The sole-source contract has been awarded by the Defense Logistics Agency (DLA) and will continue for a period of five years.
It also features an option for five additional years.
The latest agreement is an extension of the DLA / Boeing Captains of Industry programme and the represents the initiative’s first depot contract supporting the US Navy and USMC.
The deal increases the total value of the programme to approximately $3.2bn.
Boeing will be responsible for delivering consumable materials to support the structural repair and upgrade of existing F/A-18 Hornet combat jets under the arrangement.
Work under the contract is slated to be conducted at five US Navy and USMC depots, as well as the Boeing Cecil Field Site in Jacksonville, Florida.
Boeing field service representatives will be co-located at the sites to provide technical support and expertise during the project.
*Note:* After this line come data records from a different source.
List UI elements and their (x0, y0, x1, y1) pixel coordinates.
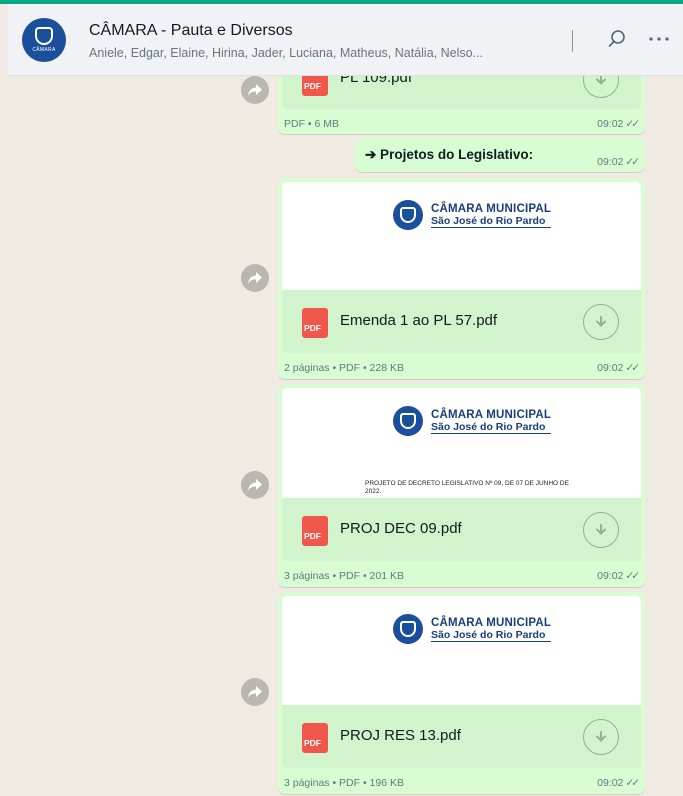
pdf-icon: PDF (302, 723, 328, 753)
file-name: PROJ RES 13.pdf (340, 727, 461, 744)
message-list[interactable]: PDF PL 109.pdf PDF • 6 MB 09:02 ✓✓ ➔ Proj… (8, 76, 683, 796)
document-preview[interactable]: CÂMARA MUNICIPAL São José do Rio Pardo (282, 596, 641, 705)
read-ticks-icon: ✓✓ (625, 570, 640, 582)
download-icon (596, 731, 606, 742)
crest-icon (35, 27, 53, 45)
download-icon (596, 76, 606, 85)
file-meta: 3 páginas • PDF • 196 KB (284, 777, 405, 789)
pdf-icon: PDF (302, 308, 328, 338)
forward-icon (248, 272, 262, 284)
file-message[interactable]: CÂMARA MUNICIPAL São José do Rio Pardo P… (278, 384, 645, 587)
download-button[interactable] (583, 76, 619, 98)
group-avatar[interactable]: CÂMARA (22, 18, 66, 62)
download-icon (596, 316, 606, 327)
text-message[interactable]: ➔ Projetos do Legislativo: 09:02 ✓✓ (355, 138, 645, 172)
document-preview[interactable]: CÂMARA MUNICIPAL São José do Rio Pardo (282, 182, 641, 290)
file-row[interactable]: PDF PL 109.pdf (282, 76, 641, 109)
more-horizontal-icon (649, 37, 669, 41)
pdf-icon: PDF (302, 516, 328, 546)
forward-button[interactable] (241, 678, 269, 706)
forward-icon (248, 84, 262, 96)
forward-button[interactable] (241, 471, 269, 499)
read-ticks-icon: ✓✓ (625, 362, 640, 374)
forward-icon (248, 479, 262, 491)
pdf-icon: PDF (302, 76, 328, 96)
camara-logo: CÂMARA MUNICIPAL São José do Rio Pardo (393, 614, 552, 644)
chat-title[interactable]: CÂMARA - Pauta e Diversos (89, 22, 293, 40)
read-ticks-icon: ✓✓ (625, 777, 640, 789)
download-button[interactable] (583, 304, 619, 340)
forward-icon (248, 686, 262, 698)
camara-logo: CÂMARA MUNICIPAL São José do Rio Pardo (393, 200, 552, 230)
avatar-label: CÂMARA (32, 47, 56, 53)
file-name: PROJ DEC 09.pdf (340, 520, 462, 537)
chat-header[interactable]: CÂMARA CÂMARA - Pauta e Diversos Aniele,… (8, 4, 683, 76)
crest-icon (393, 614, 423, 644)
read-ticks-icon: ✓✓ (625, 118, 640, 130)
file-name: Emenda 1 ao PL 57.pdf (340, 312, 498, 329)
file-row[interactable]: PDF PROJ RES 13.pdf (282, 705, 641, 768)
message-time: 09:02 ✓✓ (597, 156, 640, 168)
download-icon (596, 524, 606, 535)
message-time: 09:02 ✓✓ (597, 570, 640, 582)
forward-button[interactable] (241, 76, 269, 104)
file-name: PL 109.pdf (340, 76, 413, 86)
chat-participants[interactable]: Aniele, Edgar, Elaine, Hirina, Jader, Lu… (89, 46, 529, 60)
search-button[interactable] (602, 24, 632, 54)
document-text: 2022. (365, 488, 382, 495)
file-message[interactable]: CÂMARA MUNICIPAL São José do Rio Pardo P… (278, 178, 645, 379)
message-time: 09:02 ✓✓ (597, 118, 640, 130)
file-row[interactable]: PDF Emenda 1 ao PL 57.pdf (282, 290, 641, 353)
header-divider (572, 30, 573, 52)
file-row[interactable]: PDF PROJ DEC 09.pdf (282, 498, 641, 561)
forward-button[interactable] (241, 264, 269, 292)
menu-button[interactable] (644, 24, 674, 54)
message-text: ➔ Projetos do Legislativo: (365, 147, 534, 162)
file-meta: PDF • 6 MB (284, 118, 340, 130)
message-time: 09:02 ✓✓ (597, 777, 640, 789)
document-text: PROJETO DE DECRETO LEGISLATIVO Nº 09, DE… (365, 480, 569, 487)
file-meta: 3 páginas • PDF • 201 KB (284, 570, 405, 582)
search-icon (608, 30, 625, 47)
camara-logo: CÂMARA MUNICIPAL São José do Rio Pardo (393, 406, 552, 436)
download-button[interactable] (583, 719, 619, 755)
crest-icon (393, 406, 423, 436)
document-preview[interactable]: CÂMARA MUNICIPAL São José do Rio Pardo P… (282, 388, 641, 498)
read-ticks-icon: ✓✓ (625, 156, 640, 168)
crest-icon (393, 200, 423, 230)
file-meta: 2 páginas • PDF • 228 KB (284, 362, 405, 374)
file-message[interactable]: CÂMARA MUNICIPAL São José do Rio Pardo P… (278, 592, 645, 794)
message-time: 09:02 ✓✓ (597, 362, 640, 374)
file-message[interactable]: PDF PL 109.pdf PDF • 6 MB 09:02 ✓✓ (278, 76, 645, 134)
download-button[interactable] (583, 512, 619, 548)
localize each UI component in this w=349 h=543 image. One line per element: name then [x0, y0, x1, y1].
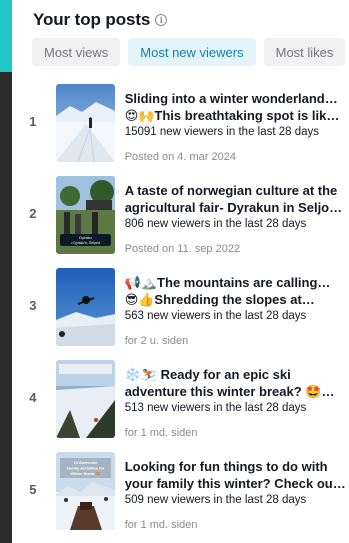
post-row[interactable]: 3 📢🏔️The mountains are calling… 😎👍Shredd…: [12, 268, 349, 360]
post-new-viewers: 563 new viewers in the last 28 days: [124, 310, 307, 322]
post-info: ❄️⛷️ Ready for an epic ski adventure thi…: [125, 360, 349, 440]
post-thumbnail[interactable]: [55, 84, 115, 162]
background-accent-strip: [0, 0, 12, 72]
panel-header: Your top posts i: [12, 0, 349, 32]
info-icon[interactable]: i: [155, 13, 168, 26]
post-date: for 2 u. siden: [124, 335, 189, 347]
post-rank: 5: [29, 482, 37, 497]
top-posts-panel: Your top posts i Most views Most new vie…: [12, 0, 349, 543]
sort-tabs: Most views Most new viewers Most likes: [12, 32, 349, 66]
post-new-viewers: 513 new viewers in the last 28 days: [124, 402, 307, 414]
svg-text:• Dyrsku'n, Seljord: • Dyrsku'n, Seljord: [71, 241, 100, 245]
post-rank: 3: [29, 298, 37, 313]
tab-most-views[interactable]: Most views: [32, 38, 121, 66]
post-title[interactable]: Looking for fun things to do with your f…: [125, 458, 349, 492]
post-row[interactable]: 1 Sliding into a winter wonderland… 😍🙌Th…: [12, 84, 349, 176]
tab-most-likes[interactable]: Most likes: [263, 38, 346, 66]
svg-text:Family Activities for: Family Activities for: [66, 466, 104, 471]
post-title[interactable]: ❄️⛷️ Ready for an epic ski adventure thi…: [125, 366, 349, 400]
post-row[interactable]: 2 Dyrsku • Dyrsku'n, Seljord A taste of …: [12, 176, 349, 268]
svg-text:10 Awesome: 10 Awesome: [73, 460, 98, 465]
post-date: for 1 md. siden: [124, 427, 198, 439]
post-info: Sliding into a winter wonderland… 😍🙌This…: [125, 84, 349, 164]
post-date: Posted on 11. sep 2022: [124, 243, 241, 255]
post-info: 📢🏔️The mountains are calling… 😎👍Shreddin…: [125, 268, 349, 348]
post-thumbnail[interactable]: Dyrsku • Dyrsku'n, Seljord: [55, 176, 115, 254]
post-thumbnail[interactable]: 10 Awesome Family Activities for Winter …: [55, 452, 115, 530]
background-side-strip: [0, 72, 12, 543]
post-new-viewers: 15091 new viewers in the last 28 days: [124, 126, 320, 138]
post-title[interactable]: Sliding into a winter wonderland… 😍🙌This…: [125, 90, 349, 124]
post-title[interactable]: A taste of norwegian culture at the agri…: [125, 182, 349, 216]
post-title[interactable]: 📢🏔️The mountains are calling… 😎👍Shreddin…: [125, 274, 349, 308]
post-info: Looking for fun things to do with your f…: [125, 452, 349, 532]
post-rank: 1: [29, 114, 37, 129]
svg-text:Dyrsku: Dyrsku: [79, 235, 91, 240]
post-date: Posted on 4. mar 2024: [124, 151, 236, 163]
post-rank: 2: [29, 206, 37, 221]
post-row[interactable]: 4 ❄️⛷️ Ready for an epic ski adventure t…: [12, 360, 349, 452]
tab-most-new-viewers[interactable]: Most new viewers: [128, 38, 256, 66]
post-date: for 1 md. siden: [124, 519, 198, 531]
post-new-viewers: 806 new viewers in the last 28 days: [124, 218, 307, 230]
svg-text:Winter Break 🤩: Winter Break 🤩: [70, 471, 101, 476]
panel-title: Your top posts: [33, 9, 151, 29]
post-new-viewers: 509 new viewers in the last 28 days: [124, 494, 307, 506]
post-row[interactable]: 5 10 Awesome Family Activities for Winte…: [12, 452, 349, 543]
post-thumbnail[interactable]: [55, 268, 115, 346]
posts-list: 1 Sliding into a winter wonderland… 😍🙌Th…: [12, 84, 349, 543]
post-info: A taste of norwegian culture at the agri…: [125, 176, 349, 256]
post-rank: 4: [29, 390, 37, 405]
post-thumbnail[interactable]: [55, 360, 115, 438]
Boeing Global Supply Chain Services director Rick Robinson said: “Through this contract, we will improve material availability and resolve technical issues quickly to alleviate long lead-times on parts, helping our customers to reduce cycle times on aircraft maintenance.
“We are proud to work with the DLA, US Navy and US Marine Corps to keep legacy Hornets ready for critical missions.”
The two current repair programmes for the F/A-18 A-D Hornets are known as Planned Maintenance Interval – 1 (PMI-1) and the High Flight Hour (HFH).
PMI-1 involves a comprehensive range of aircraft inspections, repairs and reworking activities, while HFH covers a series of inspections and modifications that will be conducted on the jets in order to extend their operational lifespan from 6,000 hours to 10,000 hours.